In Revelation 3:2, the church of Sardis was challenged to “strengthen what remains.” There are U.S. churches within United Methodism that are doing amazing ministry, reaching people for Jesus, producing new leaders, and deploying people for ministry. We have many pastors who called, gifted, and effective. Strong mission partnerships exist. There are denominational leaders and staffers who have vision, drive, and Kingdom vision. These folks need to be freed to do their best work… independent of any goal of denominational institutional maintenance.
We are no longer trying to build or preserve the UMC. We are refitting the individual working pieces for a future in the new mission in an uncertain landscape just over the hill.
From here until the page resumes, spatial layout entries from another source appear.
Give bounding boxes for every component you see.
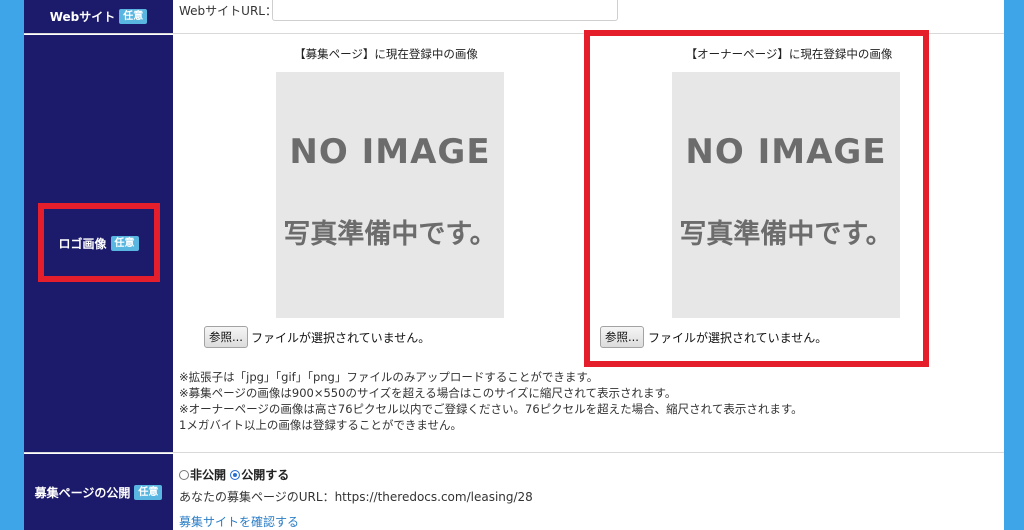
radio-public[interactable] bbox=[230, 470, 241, 480]
row-divider bbox=[24, 452, 1004, 453]
no-image-text: NO IMAGE bbox=[289, 132, 491, 172]
optional-badge: 任意 bbox=[134, 484, 163, 500]
highlight-box-owner-image bbox=[584, 30, 929, 367]
recruit-image-caption: 【募集ページ】に現在登録中の画像 bbox=[294, 47, 478, 61]
note-recruit-size: ※募集ページの画像は900×550のサイズを超える場合はこのサイズに縮尺されて表… bbox=[179, 386, 677, 400]
radio-private-label: 非公開 bbox=[190, 468, 227, 482]
publish-radio-group: 非公開 公開する bbox=[179, 466, 289, 483]
highlight-box-logo-label bbox=[38, 203, 160, 282]
note-owner-size: ※オーナーページの画像は高さ76ピクセル以内でご登録ください。76ピクセルを超え… bbox=[179, 402, 803, 416]
recruit-image-placeholder: NO IMAGE 写真準備中です。 bbox=[276, 72, 504, 318]
confirm-site-link[interactable]: 募集サイトを確認する bbox=[179, 513, 299, 530]
publish-url-text: あなたの募集ページのURL：https://theredocs.com/leas… bbox=[179, 490, 533, 504]
no-image-subtext: 写真準備中です。 bbox=[283, 219, 497, 250]
recruit-no-file-text: ファイルが選択されていません。 bbox=[251, 331, 431, 345]
recruit-browse-button[interactable]: 参照... bbox=[204, 326, 248, 348]
radio-public-label: 公開する bbox=[241, 468, 290, 482]
website-label: Webサイト bbox=[49, 10, 116, 24]
optional-badge: 任意 bbox=[119, 9, 148, 24]
website-label-cell: Webサイト 任意 bbox=[24, 0, 173, 33]
form-panel: Webサイト 任意 WebサイトURL： ロゴ画像 任意 【募集ページ】に現在登… bbox=[24, 0, 1004, 530]
website-url-label: WebサイトURL： bbox=[179, 4, 277, 18]
radio-private[interactable] bbox=[179, 470, 189, 480]
publish-label: 募集ページの公開 bbox=[34, 485, 131, 500]
publish-label-cell: 募集ページの公開 任意 bbox=[24, 454, 173, 530]
note-max-filesize: 1メガバイト以上の画像は登録することができません。 bbox=[179, 418, 462, 432]
website-url-input[interactable] bbox=[272, 0, 618, 21]
note-extension: ※拡張子は「jpg」「gif」「png」ファイルのみアップロードすることができま… bbox=[179, 370, 599, 384]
This is a time to return to foundational New Testament principles of the faith. Might some of us, by God’s grace, go from ice to steam?
When current challenges get too overwhelming to contemplate, I remember the parts of the world where a more toothsome version of United Methodism is flourishing in spite (or maybe because of) some notable obstacles. In the Next Christendom, Phillip Jenkins chronicles Christianity’s shift to the global south and posits: “God goes where He is wanted.” In the divine economy, we can never really grieve what is passing away. Human systems always fall apart. The Gospel of Jesus Christ remains… and it is marvelous in our eyes.